A Quarter of A Century Later…

On New Year’s Eve, Tom told me he was meeting a woman for a coffee date – no problem here, I don’t give a shit either way but it would be nice for him to finally move on with his life. He said afterwards, that she was lovely, very chatty and funny and they both wanted to see each other again. He then met her again for coffee yesterday and again today. I’m absolutely fine with all of it, I have no reason not to be, in part it’s a huge relief. If I have any concerns, they would be about Annie and if he’ll lessen his time with her to spend it with this woman if they start seeing each other.

However, dropping Annie off at Tom’s today and listening to him describe her, suddenly made me feel shit, not because of anything related to him, but to how it all relates to me. She works in air traffic control, she has two teenage boys that live with her half the time and their Dad half the time, she runs, is very into fitness, doesn’t drink, doesn’t smoke (doesn’t sound Tom’s type at all!) and although she looks her age (45) she, in Tom’s words, “is put together well and looks classy.” He then described her as ‘a little thing‘ meaning she’s slim and cute, and I suddenly started to feel shit and worthless.

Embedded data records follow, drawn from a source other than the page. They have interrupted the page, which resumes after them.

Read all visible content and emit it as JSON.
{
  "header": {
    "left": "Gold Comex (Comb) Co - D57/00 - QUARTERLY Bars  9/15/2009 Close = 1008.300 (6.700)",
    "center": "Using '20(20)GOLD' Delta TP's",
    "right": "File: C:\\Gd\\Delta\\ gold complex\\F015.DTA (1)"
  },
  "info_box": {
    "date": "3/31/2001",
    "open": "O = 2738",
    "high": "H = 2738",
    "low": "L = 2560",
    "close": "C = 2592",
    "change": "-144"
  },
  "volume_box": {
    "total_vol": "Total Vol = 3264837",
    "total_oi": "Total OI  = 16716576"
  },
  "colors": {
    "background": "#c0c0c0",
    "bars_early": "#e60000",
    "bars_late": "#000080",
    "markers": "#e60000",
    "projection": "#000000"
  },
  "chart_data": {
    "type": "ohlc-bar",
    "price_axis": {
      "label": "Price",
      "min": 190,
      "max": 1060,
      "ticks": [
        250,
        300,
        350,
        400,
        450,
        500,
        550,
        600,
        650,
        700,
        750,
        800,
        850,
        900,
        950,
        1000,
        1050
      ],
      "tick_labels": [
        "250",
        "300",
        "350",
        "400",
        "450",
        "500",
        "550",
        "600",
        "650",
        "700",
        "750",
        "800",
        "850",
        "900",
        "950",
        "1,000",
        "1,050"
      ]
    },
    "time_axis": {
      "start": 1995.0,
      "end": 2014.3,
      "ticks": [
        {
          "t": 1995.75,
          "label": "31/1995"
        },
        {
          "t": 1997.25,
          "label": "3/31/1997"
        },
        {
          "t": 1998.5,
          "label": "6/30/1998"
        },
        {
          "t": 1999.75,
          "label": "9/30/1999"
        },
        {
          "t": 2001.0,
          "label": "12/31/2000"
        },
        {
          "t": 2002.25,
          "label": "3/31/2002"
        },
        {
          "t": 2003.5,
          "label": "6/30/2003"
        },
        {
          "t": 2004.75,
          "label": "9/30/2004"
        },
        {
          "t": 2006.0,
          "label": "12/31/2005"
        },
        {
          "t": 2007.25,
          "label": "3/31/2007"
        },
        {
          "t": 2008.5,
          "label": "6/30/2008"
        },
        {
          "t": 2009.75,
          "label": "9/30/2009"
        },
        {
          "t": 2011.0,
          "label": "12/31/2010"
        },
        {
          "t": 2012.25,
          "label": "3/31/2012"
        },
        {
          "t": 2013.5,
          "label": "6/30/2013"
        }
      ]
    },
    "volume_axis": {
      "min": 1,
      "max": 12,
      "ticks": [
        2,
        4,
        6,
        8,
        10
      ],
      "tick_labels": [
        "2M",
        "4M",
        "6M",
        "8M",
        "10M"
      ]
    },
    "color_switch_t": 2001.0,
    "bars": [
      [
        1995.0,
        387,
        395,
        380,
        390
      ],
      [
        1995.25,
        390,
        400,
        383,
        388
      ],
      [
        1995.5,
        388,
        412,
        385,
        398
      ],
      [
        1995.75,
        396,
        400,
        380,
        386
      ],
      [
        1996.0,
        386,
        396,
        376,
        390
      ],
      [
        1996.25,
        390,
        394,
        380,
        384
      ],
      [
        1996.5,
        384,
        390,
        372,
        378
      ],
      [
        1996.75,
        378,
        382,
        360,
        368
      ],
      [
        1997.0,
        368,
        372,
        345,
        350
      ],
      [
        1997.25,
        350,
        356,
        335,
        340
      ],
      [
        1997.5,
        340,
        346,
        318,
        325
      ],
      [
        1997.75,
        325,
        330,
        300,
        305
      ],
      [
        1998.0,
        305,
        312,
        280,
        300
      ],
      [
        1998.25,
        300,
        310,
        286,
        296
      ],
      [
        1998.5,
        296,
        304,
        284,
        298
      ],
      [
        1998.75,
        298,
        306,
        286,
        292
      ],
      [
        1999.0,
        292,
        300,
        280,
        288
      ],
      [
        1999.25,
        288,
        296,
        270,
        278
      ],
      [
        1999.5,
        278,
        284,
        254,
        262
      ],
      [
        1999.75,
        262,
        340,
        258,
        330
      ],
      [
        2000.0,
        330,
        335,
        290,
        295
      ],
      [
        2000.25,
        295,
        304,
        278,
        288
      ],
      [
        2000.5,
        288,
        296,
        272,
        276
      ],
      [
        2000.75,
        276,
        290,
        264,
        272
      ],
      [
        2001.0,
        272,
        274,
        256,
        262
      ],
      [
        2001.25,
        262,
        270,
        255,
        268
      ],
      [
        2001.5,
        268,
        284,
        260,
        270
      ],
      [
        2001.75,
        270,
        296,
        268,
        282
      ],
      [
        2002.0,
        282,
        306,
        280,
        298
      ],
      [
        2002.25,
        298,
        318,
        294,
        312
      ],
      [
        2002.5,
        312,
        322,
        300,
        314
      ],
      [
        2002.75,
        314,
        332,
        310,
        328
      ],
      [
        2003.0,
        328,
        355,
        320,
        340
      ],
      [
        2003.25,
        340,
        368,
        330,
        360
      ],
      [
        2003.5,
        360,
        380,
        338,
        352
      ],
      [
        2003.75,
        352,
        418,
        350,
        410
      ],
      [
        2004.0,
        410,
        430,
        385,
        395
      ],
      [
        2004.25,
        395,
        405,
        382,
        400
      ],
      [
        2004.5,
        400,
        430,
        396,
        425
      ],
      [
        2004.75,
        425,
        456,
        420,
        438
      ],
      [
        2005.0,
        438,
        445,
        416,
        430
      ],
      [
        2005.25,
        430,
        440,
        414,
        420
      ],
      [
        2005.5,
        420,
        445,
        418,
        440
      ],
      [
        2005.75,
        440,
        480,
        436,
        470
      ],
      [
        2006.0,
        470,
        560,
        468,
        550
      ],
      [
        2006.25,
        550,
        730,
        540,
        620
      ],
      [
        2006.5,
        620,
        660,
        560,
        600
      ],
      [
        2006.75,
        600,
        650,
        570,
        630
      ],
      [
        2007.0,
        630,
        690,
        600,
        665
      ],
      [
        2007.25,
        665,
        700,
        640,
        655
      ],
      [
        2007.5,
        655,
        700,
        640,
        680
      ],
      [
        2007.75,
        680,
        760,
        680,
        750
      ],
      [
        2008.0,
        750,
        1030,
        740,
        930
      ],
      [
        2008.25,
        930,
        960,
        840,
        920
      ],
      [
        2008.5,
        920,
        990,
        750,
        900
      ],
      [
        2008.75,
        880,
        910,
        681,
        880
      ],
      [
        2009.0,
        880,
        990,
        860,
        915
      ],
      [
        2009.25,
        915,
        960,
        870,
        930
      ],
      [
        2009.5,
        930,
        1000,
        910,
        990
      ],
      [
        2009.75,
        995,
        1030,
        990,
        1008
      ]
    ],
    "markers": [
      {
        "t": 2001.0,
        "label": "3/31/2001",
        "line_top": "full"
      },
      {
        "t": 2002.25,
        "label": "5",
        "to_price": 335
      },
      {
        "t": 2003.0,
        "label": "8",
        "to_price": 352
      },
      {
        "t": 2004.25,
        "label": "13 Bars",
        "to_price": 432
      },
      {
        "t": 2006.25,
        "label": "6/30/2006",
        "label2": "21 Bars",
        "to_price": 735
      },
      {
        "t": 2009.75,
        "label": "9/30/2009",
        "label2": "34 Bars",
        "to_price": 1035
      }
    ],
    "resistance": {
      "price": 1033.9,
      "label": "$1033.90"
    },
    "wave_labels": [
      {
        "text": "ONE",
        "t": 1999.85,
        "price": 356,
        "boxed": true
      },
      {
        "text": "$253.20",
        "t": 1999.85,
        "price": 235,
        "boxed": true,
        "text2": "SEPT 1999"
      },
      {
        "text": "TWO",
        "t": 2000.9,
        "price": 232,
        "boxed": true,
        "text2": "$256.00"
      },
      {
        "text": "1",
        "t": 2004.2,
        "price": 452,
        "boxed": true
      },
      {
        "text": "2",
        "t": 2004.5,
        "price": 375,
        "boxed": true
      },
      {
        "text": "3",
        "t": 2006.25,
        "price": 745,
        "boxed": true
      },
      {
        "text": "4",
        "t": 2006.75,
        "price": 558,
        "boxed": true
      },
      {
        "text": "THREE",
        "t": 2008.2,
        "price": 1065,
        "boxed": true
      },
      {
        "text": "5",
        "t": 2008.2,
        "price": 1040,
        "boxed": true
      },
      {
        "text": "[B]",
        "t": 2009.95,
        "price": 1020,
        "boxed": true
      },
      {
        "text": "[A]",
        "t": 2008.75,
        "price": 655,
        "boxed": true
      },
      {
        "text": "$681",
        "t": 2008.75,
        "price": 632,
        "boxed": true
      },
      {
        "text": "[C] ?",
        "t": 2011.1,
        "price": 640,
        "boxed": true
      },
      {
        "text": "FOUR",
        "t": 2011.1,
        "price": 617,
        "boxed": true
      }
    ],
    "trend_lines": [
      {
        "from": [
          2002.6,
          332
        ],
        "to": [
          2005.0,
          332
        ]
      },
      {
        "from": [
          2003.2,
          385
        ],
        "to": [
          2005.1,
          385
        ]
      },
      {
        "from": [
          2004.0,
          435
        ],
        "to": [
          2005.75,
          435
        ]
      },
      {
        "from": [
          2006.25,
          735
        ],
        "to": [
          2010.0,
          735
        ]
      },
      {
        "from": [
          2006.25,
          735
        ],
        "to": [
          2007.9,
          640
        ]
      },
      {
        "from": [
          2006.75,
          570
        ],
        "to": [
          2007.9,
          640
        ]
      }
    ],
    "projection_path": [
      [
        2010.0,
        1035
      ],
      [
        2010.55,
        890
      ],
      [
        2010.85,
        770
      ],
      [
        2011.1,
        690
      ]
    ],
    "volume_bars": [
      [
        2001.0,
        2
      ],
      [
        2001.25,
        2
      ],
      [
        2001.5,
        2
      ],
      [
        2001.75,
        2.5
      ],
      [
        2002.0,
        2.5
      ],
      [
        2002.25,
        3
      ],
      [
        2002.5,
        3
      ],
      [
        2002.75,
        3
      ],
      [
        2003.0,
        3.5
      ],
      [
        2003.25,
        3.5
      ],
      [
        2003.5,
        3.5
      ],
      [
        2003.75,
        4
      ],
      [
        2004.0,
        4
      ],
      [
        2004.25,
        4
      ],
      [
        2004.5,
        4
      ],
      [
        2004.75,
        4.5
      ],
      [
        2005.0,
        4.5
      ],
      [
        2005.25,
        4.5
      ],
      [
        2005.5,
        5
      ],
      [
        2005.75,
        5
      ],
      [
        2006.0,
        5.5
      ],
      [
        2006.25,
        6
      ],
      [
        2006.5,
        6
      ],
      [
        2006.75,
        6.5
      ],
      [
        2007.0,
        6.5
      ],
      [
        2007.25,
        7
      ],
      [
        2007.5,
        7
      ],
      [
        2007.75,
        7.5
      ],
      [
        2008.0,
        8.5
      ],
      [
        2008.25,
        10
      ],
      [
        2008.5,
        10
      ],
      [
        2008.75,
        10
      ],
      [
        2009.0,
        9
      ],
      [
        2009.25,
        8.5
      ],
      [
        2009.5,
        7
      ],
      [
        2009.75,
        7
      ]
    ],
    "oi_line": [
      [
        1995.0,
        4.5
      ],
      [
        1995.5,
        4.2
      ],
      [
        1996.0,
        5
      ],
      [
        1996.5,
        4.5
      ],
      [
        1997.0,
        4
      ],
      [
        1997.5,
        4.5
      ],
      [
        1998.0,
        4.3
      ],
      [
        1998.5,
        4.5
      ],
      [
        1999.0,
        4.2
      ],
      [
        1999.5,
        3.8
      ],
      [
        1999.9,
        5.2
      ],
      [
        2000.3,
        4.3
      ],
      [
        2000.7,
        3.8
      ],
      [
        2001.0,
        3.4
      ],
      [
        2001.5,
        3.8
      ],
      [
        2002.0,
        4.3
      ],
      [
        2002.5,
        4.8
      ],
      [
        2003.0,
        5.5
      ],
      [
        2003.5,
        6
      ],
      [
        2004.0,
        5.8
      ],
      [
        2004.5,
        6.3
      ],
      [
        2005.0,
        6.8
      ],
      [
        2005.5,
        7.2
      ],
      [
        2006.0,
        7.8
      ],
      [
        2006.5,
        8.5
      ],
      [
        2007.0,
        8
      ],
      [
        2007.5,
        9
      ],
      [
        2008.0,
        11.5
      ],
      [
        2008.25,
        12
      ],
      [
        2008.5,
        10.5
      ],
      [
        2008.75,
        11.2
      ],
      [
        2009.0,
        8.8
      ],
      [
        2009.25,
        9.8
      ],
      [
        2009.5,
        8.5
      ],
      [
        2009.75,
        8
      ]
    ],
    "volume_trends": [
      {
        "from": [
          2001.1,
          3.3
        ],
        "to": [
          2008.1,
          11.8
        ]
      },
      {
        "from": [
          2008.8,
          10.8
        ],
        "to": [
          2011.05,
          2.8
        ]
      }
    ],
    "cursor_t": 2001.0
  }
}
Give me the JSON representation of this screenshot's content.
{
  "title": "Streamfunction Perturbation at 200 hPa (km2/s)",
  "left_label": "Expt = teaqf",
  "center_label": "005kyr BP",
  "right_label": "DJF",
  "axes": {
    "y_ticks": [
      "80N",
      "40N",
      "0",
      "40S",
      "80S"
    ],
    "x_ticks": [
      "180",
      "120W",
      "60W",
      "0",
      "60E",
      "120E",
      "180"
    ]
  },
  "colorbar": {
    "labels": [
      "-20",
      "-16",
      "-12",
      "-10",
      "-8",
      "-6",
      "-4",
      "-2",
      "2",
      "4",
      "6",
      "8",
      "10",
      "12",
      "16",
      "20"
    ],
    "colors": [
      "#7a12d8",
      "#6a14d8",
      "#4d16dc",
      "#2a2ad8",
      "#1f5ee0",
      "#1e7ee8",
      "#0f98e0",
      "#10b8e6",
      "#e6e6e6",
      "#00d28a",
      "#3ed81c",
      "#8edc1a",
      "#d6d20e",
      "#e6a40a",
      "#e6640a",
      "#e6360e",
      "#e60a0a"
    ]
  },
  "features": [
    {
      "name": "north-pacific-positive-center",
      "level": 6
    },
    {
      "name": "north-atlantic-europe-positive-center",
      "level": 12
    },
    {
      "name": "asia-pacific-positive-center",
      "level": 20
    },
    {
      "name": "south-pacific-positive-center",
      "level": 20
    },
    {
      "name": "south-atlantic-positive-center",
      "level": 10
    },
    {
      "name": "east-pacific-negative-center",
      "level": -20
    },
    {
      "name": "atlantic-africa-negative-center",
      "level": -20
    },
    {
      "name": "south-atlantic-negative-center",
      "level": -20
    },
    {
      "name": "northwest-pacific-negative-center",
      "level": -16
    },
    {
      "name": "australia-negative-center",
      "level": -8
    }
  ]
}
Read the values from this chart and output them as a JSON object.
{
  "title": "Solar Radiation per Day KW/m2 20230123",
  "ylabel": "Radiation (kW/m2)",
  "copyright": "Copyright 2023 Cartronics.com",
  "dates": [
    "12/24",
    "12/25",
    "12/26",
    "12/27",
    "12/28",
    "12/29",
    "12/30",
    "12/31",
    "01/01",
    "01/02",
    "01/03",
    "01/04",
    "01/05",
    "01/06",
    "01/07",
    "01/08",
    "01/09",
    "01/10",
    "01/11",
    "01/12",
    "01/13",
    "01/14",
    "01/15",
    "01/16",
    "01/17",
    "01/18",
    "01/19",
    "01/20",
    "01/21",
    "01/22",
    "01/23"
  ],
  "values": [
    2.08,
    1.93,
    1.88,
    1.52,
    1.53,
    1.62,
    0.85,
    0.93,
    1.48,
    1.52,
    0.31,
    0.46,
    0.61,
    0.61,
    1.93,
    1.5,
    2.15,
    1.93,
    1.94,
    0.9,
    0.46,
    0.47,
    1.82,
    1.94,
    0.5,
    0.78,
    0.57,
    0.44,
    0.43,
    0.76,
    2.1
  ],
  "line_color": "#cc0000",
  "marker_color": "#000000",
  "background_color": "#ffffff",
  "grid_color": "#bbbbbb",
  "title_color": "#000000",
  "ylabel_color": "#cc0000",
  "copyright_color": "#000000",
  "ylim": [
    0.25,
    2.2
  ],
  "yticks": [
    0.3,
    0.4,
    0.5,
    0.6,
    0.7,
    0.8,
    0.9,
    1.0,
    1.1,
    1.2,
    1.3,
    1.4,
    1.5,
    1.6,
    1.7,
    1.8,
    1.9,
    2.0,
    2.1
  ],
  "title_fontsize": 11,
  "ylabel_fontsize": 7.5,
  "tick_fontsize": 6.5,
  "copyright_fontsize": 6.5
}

I drove home thinking that she, and women like her, are just the type of women that men want. Women that have good jobs, earn decent money, keep fit, look good, have plenty of time to themselves, and are fun. I’m none of those things. It made me realise that there’s little wonder Gary would rather spend time with his mates drinking at the pub than staying home doing fuck all other than watching DVDs with a stressed, overweight, boring, skint, mess of a mum who only works part-time doing a ‘nothing’ kind of job. I don’t have anything to offer him that he can’t get from any other woman. I don’t have a career, I have very little, I have no time to myself, I’m overweight and I’m dull and boring. No wonder he isn’t interested in anything with me other than sex.

The worst part of all this is that I don’t know how to change it. I mean, I know how to stop eating crap food, but whether I will sustain it long term is a different matter. I know I should exercise but I have no motivation. What I really don’t know though is how to make any money. My work purely gives us enough to survive and a career doing what I really want to do, is still some years away because I’m so focused on the kids rather than my own goals. The harsh reality is that my life is exactly the same as it was a quarter of a century ago; no husband, no money, no prospects, no passion and no hope and I just don’t know how to change that.